Banhine National Park, part of Great Limpopo Transfrontier Park, is shared between Chigubo, Chicualacuala, and Mabalane Districts. The area of the park within Chicualacuala District is 2400 km2. Limpopo National Park, also part of Great Limpopo Transfrontier Park, is shared between Massingir, Chicualacuala, and Mabalane Districts. The area of the park within Chicualacuala District is 6400 km2.

==Demographics==
As of 2005, 47% of the population of the district was younger than 15 years. 25% of the population spoke Portuguese. The most common mothertongue among the population was Tsonga. 69% were analphabetic, mostly women.
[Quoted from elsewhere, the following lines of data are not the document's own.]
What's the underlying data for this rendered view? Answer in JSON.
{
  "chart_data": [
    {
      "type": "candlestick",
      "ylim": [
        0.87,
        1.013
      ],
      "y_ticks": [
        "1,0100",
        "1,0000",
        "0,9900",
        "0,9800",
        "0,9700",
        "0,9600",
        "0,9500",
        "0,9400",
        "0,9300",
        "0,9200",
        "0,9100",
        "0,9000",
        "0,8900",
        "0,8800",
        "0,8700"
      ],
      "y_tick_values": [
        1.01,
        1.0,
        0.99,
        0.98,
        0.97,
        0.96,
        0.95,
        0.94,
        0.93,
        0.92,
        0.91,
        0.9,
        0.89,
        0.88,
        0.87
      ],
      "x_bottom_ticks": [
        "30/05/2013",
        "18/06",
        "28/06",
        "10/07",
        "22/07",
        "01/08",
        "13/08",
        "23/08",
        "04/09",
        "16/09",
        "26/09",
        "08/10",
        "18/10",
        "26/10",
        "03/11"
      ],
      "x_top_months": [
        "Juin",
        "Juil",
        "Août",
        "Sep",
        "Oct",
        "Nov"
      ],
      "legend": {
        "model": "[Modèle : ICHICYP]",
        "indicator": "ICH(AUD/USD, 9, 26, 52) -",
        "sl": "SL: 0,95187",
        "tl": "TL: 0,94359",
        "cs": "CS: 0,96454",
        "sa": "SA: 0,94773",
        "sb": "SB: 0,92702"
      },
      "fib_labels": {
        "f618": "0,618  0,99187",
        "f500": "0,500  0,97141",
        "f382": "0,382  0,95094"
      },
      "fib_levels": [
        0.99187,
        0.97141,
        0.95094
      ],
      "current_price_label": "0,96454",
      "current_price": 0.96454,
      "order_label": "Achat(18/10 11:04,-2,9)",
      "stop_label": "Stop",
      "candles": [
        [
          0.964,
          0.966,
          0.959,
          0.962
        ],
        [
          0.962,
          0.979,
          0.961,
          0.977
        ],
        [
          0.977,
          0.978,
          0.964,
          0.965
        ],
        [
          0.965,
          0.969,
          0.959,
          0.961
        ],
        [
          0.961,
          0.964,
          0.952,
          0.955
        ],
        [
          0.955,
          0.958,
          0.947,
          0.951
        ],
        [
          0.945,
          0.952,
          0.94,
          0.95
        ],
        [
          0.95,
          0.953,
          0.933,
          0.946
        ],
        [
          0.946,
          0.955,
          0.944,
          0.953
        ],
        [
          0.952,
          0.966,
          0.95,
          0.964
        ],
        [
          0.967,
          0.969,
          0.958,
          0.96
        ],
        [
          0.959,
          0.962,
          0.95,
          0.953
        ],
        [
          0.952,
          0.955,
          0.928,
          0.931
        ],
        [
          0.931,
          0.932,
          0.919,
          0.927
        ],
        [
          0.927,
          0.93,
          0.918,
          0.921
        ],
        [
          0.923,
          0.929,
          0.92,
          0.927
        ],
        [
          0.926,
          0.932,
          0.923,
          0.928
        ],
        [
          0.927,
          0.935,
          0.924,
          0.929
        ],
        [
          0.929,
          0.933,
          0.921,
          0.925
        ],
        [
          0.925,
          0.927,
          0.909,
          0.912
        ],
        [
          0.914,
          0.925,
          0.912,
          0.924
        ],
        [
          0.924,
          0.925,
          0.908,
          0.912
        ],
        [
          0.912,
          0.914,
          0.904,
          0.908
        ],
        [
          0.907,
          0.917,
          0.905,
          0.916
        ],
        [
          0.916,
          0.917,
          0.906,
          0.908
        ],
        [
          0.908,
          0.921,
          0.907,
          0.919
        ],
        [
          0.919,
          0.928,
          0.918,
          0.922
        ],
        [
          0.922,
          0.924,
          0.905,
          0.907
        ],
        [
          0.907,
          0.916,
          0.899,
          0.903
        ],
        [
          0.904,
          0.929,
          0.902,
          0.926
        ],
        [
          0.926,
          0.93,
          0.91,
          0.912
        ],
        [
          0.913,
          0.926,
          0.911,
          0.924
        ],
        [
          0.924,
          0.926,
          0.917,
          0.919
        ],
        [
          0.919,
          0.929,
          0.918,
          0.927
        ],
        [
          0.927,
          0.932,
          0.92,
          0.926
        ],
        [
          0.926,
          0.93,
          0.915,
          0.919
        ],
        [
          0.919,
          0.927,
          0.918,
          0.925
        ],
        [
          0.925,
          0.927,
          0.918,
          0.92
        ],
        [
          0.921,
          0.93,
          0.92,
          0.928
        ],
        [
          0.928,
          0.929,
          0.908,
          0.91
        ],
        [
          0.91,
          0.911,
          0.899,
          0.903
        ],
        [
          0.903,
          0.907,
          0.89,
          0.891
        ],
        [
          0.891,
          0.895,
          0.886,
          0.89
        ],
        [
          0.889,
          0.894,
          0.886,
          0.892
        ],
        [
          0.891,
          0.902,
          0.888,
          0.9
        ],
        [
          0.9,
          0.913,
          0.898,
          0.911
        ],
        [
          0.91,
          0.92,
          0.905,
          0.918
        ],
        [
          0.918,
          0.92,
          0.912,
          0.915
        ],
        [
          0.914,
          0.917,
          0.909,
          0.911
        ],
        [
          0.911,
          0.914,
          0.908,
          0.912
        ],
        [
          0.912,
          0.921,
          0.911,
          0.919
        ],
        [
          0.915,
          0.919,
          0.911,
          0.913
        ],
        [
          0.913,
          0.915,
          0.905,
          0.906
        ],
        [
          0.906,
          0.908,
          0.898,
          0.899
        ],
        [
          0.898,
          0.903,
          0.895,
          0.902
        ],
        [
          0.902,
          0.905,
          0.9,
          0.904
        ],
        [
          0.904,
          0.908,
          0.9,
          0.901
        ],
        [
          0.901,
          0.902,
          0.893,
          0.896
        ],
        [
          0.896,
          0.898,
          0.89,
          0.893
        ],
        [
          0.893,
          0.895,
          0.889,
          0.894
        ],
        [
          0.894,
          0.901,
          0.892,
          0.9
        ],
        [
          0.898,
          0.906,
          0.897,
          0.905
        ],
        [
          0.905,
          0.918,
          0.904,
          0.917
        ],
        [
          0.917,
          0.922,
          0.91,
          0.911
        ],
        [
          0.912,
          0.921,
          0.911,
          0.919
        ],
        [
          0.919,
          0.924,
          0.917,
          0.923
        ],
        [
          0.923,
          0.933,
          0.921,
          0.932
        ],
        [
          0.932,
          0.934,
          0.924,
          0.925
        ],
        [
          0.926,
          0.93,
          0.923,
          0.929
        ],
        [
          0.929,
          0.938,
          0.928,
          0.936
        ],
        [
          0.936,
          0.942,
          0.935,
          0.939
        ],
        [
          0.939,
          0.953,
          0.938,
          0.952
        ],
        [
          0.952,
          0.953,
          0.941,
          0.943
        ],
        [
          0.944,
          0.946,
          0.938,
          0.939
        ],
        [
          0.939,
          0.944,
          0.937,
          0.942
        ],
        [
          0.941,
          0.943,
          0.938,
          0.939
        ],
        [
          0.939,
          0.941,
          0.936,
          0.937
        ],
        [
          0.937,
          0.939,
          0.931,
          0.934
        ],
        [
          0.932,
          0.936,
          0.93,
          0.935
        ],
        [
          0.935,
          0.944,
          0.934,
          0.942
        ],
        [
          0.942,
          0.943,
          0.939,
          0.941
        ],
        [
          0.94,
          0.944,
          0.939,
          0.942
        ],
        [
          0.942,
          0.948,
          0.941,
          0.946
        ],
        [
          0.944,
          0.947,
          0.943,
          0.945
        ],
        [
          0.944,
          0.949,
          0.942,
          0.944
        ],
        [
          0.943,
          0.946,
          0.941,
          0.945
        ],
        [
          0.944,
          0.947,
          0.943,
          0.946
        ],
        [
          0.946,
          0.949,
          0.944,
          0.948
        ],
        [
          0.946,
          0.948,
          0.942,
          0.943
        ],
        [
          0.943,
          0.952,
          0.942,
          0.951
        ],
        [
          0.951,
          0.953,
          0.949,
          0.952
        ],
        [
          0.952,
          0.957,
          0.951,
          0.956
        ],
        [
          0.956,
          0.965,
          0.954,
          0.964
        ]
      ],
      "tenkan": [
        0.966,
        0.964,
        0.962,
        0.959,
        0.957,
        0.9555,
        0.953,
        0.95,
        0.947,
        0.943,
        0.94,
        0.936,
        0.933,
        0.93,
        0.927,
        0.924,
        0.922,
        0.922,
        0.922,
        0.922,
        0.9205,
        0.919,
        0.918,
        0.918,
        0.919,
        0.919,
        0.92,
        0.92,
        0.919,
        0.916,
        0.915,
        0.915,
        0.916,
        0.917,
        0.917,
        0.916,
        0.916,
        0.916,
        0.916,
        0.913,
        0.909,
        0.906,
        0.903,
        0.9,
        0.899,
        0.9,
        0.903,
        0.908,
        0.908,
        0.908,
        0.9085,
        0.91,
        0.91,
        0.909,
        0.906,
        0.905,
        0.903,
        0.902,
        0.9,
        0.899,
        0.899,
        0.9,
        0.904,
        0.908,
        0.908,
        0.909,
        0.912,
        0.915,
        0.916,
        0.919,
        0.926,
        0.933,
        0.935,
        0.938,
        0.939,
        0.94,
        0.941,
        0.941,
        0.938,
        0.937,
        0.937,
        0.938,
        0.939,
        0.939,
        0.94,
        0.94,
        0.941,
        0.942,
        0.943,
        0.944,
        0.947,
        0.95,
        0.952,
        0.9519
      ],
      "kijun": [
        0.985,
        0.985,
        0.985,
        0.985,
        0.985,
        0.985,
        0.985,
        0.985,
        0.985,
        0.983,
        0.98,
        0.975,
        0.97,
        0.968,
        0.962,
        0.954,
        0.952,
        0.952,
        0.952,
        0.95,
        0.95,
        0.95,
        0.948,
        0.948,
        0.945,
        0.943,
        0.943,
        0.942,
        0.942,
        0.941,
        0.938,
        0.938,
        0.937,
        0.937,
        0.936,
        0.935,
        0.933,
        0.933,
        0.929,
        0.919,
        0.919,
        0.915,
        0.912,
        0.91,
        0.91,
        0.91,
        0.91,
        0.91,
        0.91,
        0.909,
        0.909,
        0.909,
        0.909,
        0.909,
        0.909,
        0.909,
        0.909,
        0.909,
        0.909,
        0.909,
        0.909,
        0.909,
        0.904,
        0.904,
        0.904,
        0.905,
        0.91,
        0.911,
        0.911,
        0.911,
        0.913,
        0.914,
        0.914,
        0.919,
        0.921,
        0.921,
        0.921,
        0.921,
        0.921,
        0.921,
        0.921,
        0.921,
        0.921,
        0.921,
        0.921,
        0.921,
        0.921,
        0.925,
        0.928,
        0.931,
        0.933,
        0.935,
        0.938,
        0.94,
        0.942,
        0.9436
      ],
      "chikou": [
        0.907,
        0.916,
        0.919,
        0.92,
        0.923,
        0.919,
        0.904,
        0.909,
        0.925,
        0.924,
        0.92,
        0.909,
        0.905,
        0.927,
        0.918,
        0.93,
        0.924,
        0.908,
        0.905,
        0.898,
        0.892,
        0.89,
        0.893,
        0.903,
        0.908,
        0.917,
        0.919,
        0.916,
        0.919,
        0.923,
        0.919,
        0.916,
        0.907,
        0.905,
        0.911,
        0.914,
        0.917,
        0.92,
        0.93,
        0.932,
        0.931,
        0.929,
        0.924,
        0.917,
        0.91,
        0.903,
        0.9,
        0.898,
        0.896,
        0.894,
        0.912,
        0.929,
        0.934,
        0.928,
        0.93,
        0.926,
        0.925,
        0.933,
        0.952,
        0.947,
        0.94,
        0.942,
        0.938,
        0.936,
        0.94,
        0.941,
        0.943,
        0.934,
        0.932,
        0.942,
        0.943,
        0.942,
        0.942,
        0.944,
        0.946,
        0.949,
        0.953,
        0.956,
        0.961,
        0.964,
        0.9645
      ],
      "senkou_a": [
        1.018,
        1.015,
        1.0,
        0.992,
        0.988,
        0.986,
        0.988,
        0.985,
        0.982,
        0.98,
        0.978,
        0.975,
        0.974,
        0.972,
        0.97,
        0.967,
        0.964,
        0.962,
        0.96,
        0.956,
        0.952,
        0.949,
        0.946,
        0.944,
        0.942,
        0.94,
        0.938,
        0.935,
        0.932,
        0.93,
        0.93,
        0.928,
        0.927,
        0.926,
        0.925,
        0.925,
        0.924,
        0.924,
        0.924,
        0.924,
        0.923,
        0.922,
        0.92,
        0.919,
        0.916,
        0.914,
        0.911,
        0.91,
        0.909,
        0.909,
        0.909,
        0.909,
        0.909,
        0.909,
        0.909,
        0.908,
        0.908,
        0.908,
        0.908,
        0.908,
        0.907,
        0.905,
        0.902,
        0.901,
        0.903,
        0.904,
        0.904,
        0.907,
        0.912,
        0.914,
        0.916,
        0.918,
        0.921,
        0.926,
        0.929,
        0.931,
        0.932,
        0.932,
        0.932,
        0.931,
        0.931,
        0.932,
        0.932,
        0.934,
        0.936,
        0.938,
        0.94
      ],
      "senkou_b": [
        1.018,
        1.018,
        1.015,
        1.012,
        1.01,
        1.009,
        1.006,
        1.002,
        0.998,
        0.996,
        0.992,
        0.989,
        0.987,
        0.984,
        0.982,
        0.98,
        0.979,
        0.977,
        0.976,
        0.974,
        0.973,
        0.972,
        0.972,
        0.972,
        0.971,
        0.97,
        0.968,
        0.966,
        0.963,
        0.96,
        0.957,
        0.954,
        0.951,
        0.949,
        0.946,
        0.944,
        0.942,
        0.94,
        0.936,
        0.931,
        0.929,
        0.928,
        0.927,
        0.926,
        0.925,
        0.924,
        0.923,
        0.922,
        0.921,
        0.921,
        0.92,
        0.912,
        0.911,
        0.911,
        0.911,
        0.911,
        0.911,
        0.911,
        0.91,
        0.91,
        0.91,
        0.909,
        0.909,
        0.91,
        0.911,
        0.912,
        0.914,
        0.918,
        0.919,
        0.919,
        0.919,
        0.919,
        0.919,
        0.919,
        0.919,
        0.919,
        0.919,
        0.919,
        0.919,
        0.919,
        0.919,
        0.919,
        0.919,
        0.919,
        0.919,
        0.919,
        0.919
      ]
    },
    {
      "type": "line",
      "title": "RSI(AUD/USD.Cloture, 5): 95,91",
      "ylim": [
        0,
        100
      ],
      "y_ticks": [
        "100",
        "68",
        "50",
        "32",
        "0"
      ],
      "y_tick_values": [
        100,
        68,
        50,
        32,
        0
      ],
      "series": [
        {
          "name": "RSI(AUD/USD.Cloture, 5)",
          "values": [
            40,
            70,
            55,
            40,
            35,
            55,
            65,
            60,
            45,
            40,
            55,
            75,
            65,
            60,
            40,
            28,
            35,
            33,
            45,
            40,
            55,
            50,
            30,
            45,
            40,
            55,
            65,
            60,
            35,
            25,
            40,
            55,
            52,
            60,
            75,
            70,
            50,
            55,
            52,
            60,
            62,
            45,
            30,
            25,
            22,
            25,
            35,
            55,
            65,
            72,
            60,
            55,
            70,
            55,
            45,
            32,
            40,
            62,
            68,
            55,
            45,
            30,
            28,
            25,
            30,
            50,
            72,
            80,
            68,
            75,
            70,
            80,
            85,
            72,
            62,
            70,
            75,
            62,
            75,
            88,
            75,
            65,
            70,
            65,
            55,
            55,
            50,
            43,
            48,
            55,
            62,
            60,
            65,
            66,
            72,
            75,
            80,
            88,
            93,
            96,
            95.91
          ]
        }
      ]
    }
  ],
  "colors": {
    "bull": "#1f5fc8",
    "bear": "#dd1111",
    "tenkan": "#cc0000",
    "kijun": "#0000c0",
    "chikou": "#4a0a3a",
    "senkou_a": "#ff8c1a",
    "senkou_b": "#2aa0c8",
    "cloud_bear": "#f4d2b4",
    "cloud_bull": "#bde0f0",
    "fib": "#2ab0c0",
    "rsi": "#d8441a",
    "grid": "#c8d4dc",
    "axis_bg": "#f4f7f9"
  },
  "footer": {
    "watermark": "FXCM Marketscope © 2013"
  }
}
==Administrative divisions==

The district is divided into three postos, Chicualacuala (three localities), Mapai (four localities), and Pafuri (two localities).
- Chicualacuala:
  - Vila Eduardo Mondlane
  - Chicualacuala B
  - Litlatlha
  - Mahatlane
- Mapai:
  - Chidulo
  - 16 de Junho
  - M'Ponze
  - Mapai-Rio
- Pafuri:
  - Mbuzi
  - Mungumbane

==Economy==
===Agriculture===
In the district, there are 6,000 farms, with 60% exploiting less than 2 ha of land. The main agricultural products are corn, cassava, cowpea, peanut, and sweet potato. Population of cattle, pigs, sheep, and goats was steadily growing prior to 2005.

===Transportation===
There is a road network in the district which includes a stretch of the national road EN340 to Chokwe, as well as 268 km of secondary roads. The Limpopo Railroad (Southern System) runs through the district.